The correct sequence for a first-time camper: borrow or rent before you buy. One camping trip tells you more about your gear preferences than three years of research. Grant learned this after two sleeping bags and a tent he doesn't use.
If you can't borrow: the minimum viable first-camping kit.
Tent: REI Co-op Passage 2 ($199) or similar entry tent. Not ultralight (that comes later), not heavy duty mountaineering, just a functional 3-season tent that pitches easily. The lesson: the most common first-camping tent mistake is buying too big or too technical.
Sleeping bag: The temperature rating matters. 40°F bag for summer camping, 20°F bag for shoulder season. The bag you bring should be rated at least 10°F lower than your expected overnight low. First-time campers consistently underestimate overnight temperature drops.

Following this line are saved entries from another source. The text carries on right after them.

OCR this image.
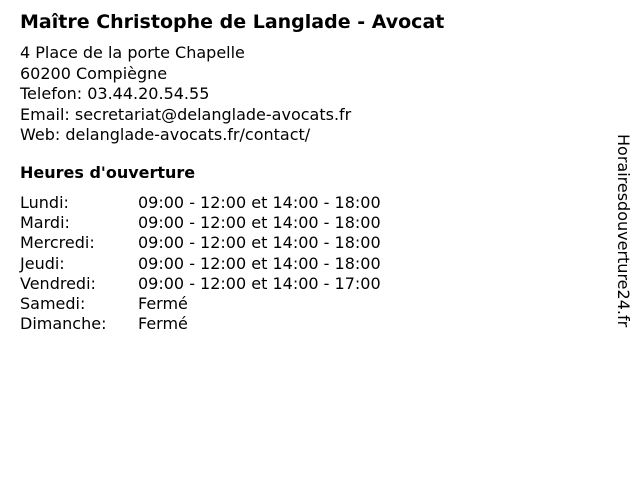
Maître Christophe de Langlade - Avocat
4 Place de la porte Chapelle
60200 Compiègne
Telefon: 03.44.20.54.55
Email: secretariat@delanglade-avocats.fr
Web: delanglade-avocats.fr/contact/
Heures d'ouverture
Lundi:	09:00 - 12:00 et 14:00 - 18:00
Mardi:	09:00 - 12:00 et 14:00 - 18:00
Mercredi:	09:00 - 12:00 et 14:00 - 18:00
Jeudi:	09:00 - 12:00 et 14:00 - 18:00
Vendredi:	09:00 - 12:00 et 14:00 - 17:00
Samedi:	Fermé
Dimanche:	Fermé	Horairesdouverture24.fr
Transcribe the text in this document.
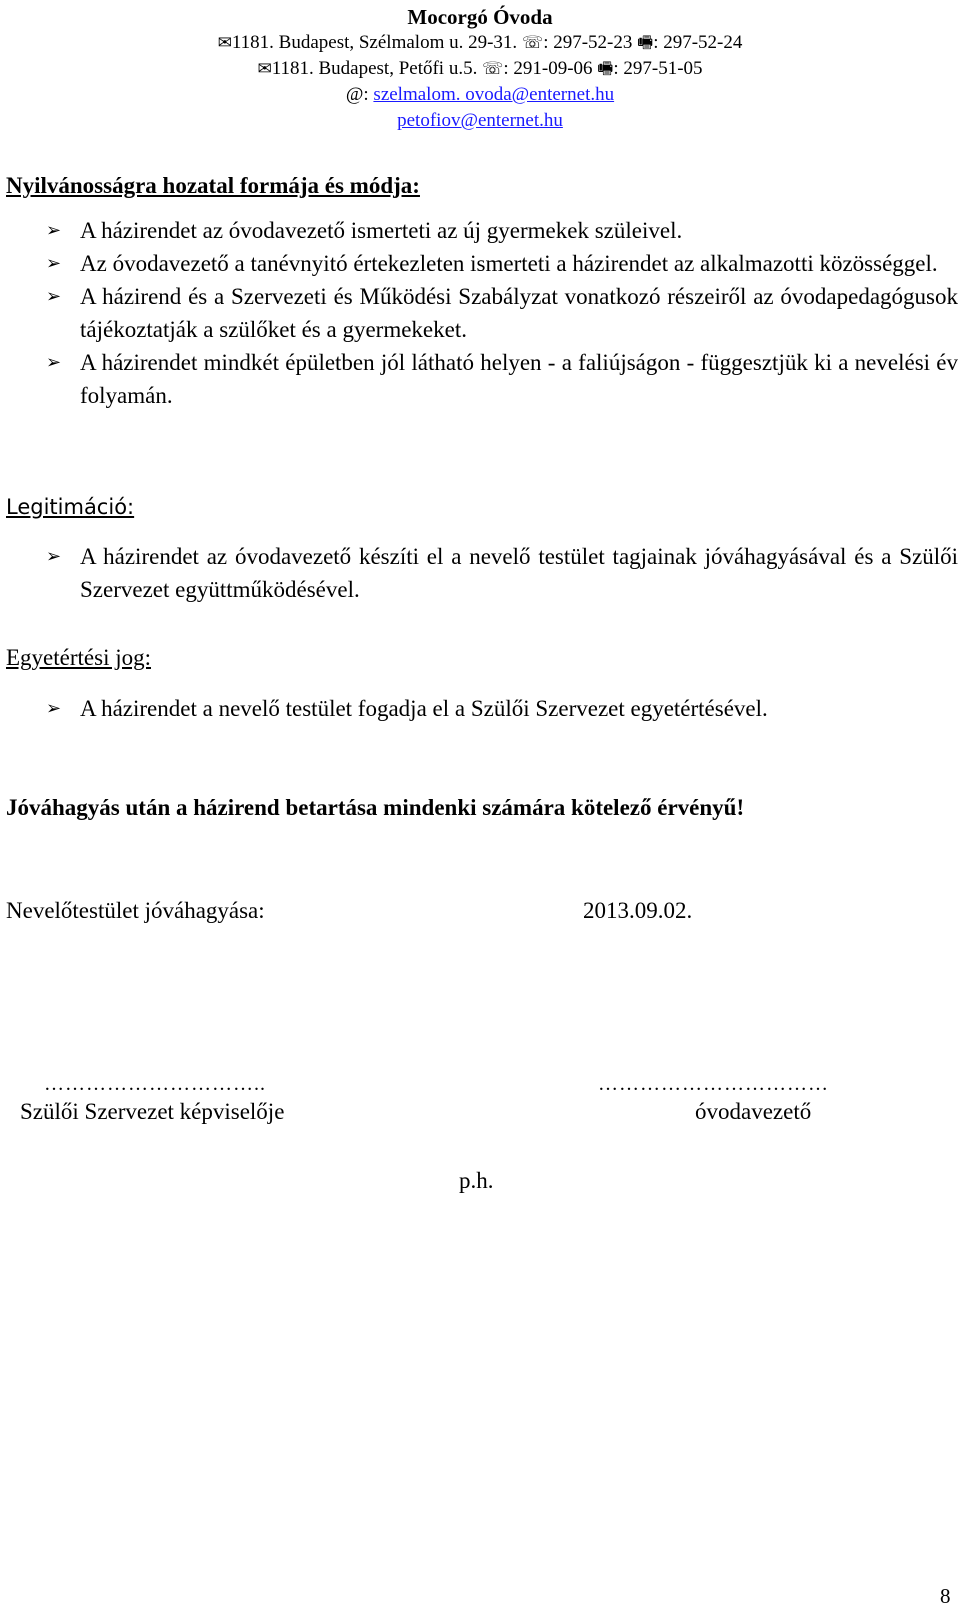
Mocorgó Óvoda
✉1181. Budapest, Szélmalom u. 29-31. ☏: 297-52-23 🖷: 297-52-24
✉1181. Budapest, Petőfi u.5. ☏: 291-09-06 🖷: 297-51-05
@: szelmalom. ovoda@enternet.hu
petofiov@enternet.hu
Nyilvánosságra hozatal formája és módja:
➢ A házirendet az óvodavezető ismerteti az új gyermekek szüleivel.
➢ Az óvodavezető a tanévnyitó értekezleten ismerteti a házirendet az alkalmazotti közösséggel.
➢ A házirend és a Szervezeti és Működési Szabályzat vonatkozó részeiről az óvodapedagógusok tájékoztatják a szülőket és a gyermekeket.
➢ A házirendet mindkét épületben jól látható helyen - a faliújságon - függesztjük ki a nevelési év folyamán.
Legitimáció:
➢ A házirendet az óvodavezető készíti el a nevelő testület tagjainak jóváhagyásával és a Szülői Szervezet együttműködésével.
Egyetértési jog:
➢ A házirendet a nevelő testület fogadja el a Szülői Szervezet egyetértésével.
Jóváhagyás után a házirend betartása mindenki számára kötelező érvényű!
Nevelőtestület jóváhagyása:	2013.09.02.
…………………………..
Szülői Szervezet képviselője
……………………………
óvodavezető
p.h.
8
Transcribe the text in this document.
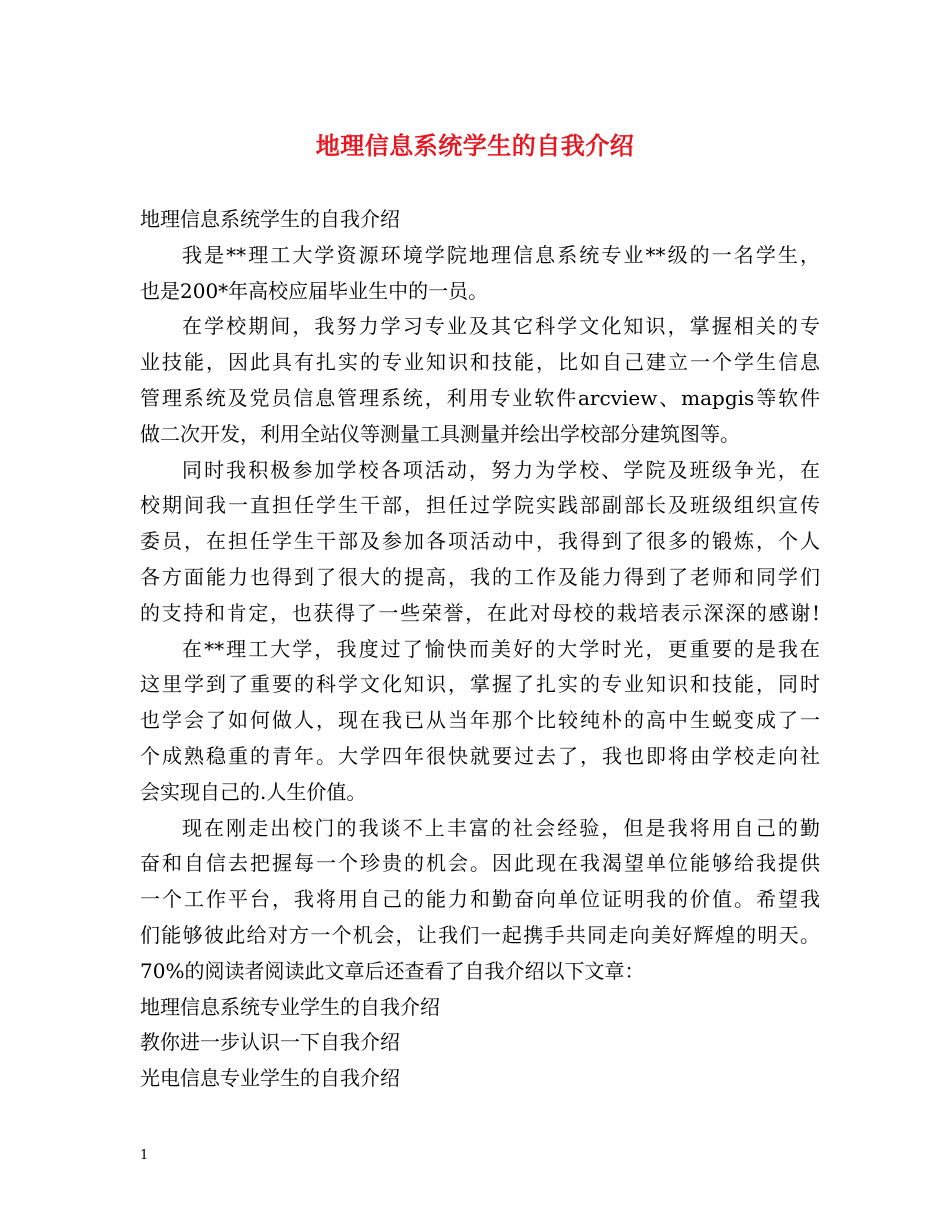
地理信息系统学生的自我介绍
地理信息系统学生的自我介绍
我是**理工大学资源环境学院地理信息系统专业**级的一名学生，
也是200*年高校应届毕业生中的一员。
在学校期间，我努力学习专业及其它科学文化知识，掌握相关的专
业技能，因此具有扎实的专业知识和技能，比如自己建立一个学生信息
管理系统及党员信息管理系统，利用专业软件arcview、mapgis等软件
做二次开发，利用全站仪等测量工具测量并绘出学校部分建筑图等。
同时我积极参加学校各项活动，努力为学校、学院及班级争光，在
校期间我一直担任学生干部，担任过学院实践部副部长及班级组织宣传
委员，在担任学生干部及参加各项活动中，我得到了很多的锻炼，个人
各方面能力也得到了很大的提高，我的工作及能力得到了老师和同学们
的支持和肯定，也获得了一些荣誉，在此对母校的栽培表示深深的感谢!
在**理工大学，我度过了愉快而美好的大学时光，更重要的是我在
这里学到了重要的科学文化知识，掌握了扎实的专业知识和技能，同时
也学会了如何做人，现在我已从当年那个比较纯朴的高中生蜕变成了一
个成熟稳重的青年。大学四年很快就要过去了，我也即将由学校走向社
会实现自己的.人生价值。
现在刚走出校门的我谈不上丰富的社会经验，但是我将用自己的勤
奋和自信去把握每一个珍贵的机会。因此现在我渴望单位能够给我提供
一个工作平台，我将用自己的能力和勤奋向单位证明我的价值。希望我
们能够彼此给对方一个机会，让我们一起携手共同走向美好辉煌的明天。
70%的阅读者阅读此文章后还查看了自我介绍以下文章：
地理信息系统专业学生的自我介绍
教你进一步认识一下自我介绍
光电信息专业学生的自我介绍
1
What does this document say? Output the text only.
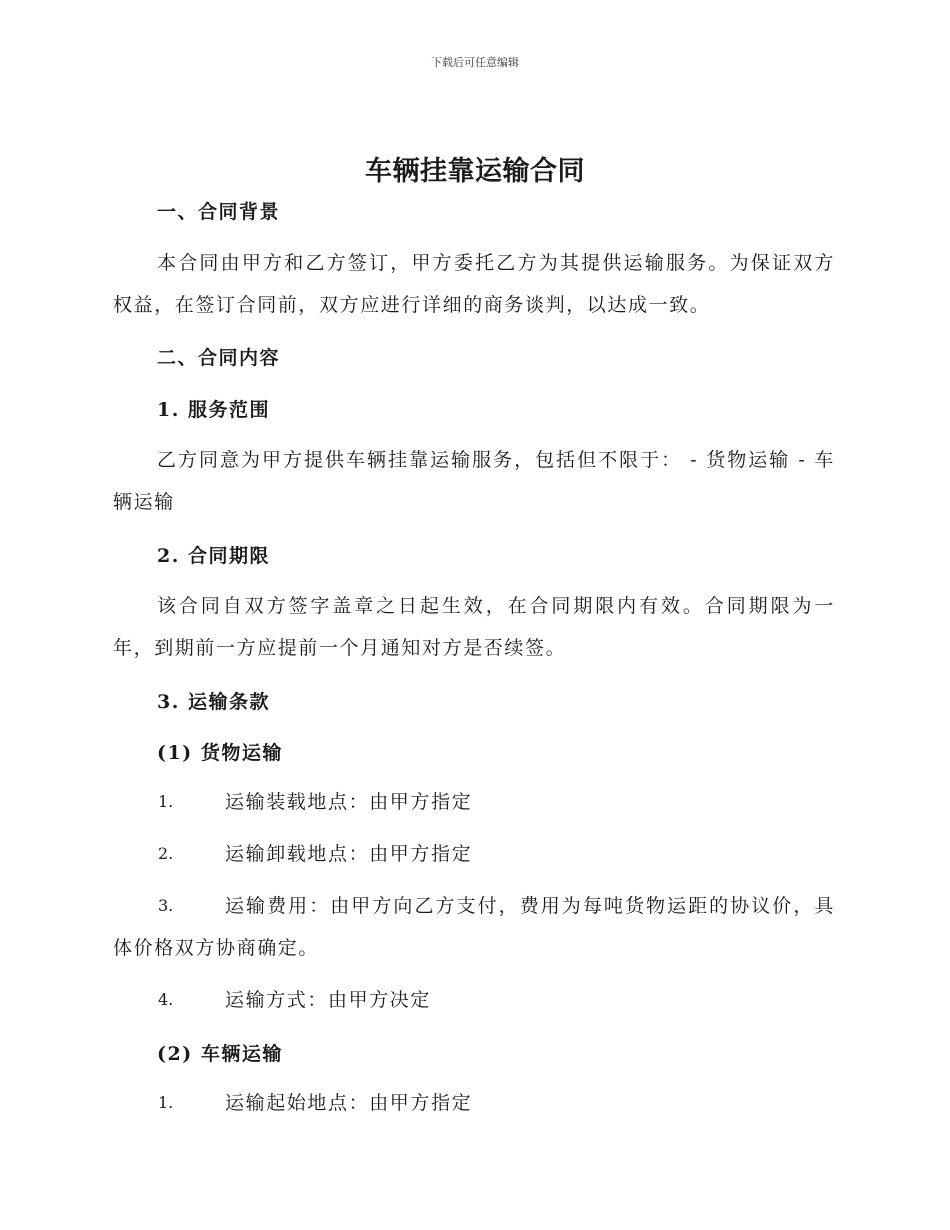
下载后可任意编辑
车辆挂靠运输合同
一、合同背景
本合同由甲方和乙方签订，甲方委托乙方为其提供运输服务。为保证双方权益，在签订合同前，双方应进行详细的商务谈判，以达成一致。
二、合同内容
1. 服务范围
乙方同意为甲方提供车辆挂靠运输服务，包括但不限于： - 货物运输 - 车辆运输
2. 合同期限
该合同自双方签字盖章之日起生效，在合同期限内有效。合同期限为一年，到期前一方应提前一个月通知对方是否续签。
3. 运输条款
(1) 货物运输
1.	运输装载地点：由甲方指定
2.	运输卸载地点：由甲方指定
3.	运输费用：由甲方向乙方支付，费用为每吨货物运距的协议价，具体价格双方协商确定。
4.	运输方式：由甲方决定
(2) 车辆运输
1.	运输起始地点：由甲方指定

Sleeping pad: foam pad ($25-40) is sufficient for the first trip. Self-inflating and air pads come later when you know you'll keep camping. The R-value matters in cold weather (R-2 for summer, R-4+ for three-season).
Stove: Jetboil Flash for simplicity. 100-second boil. One fuel canister. No assembly. Grant field-tested this system and the result was indistinguishable from the cooking experience on his $300 stove system.
What to skip on trip 1: headlamp (your phone flashlight works for one trip), trekking poles (only if you know you need them), bear canister (check whether your destination requires it — most day-use areas don't).
Darn Tough Hiking Socks: the one non-negotiable on any camping trip from trip 1 onward.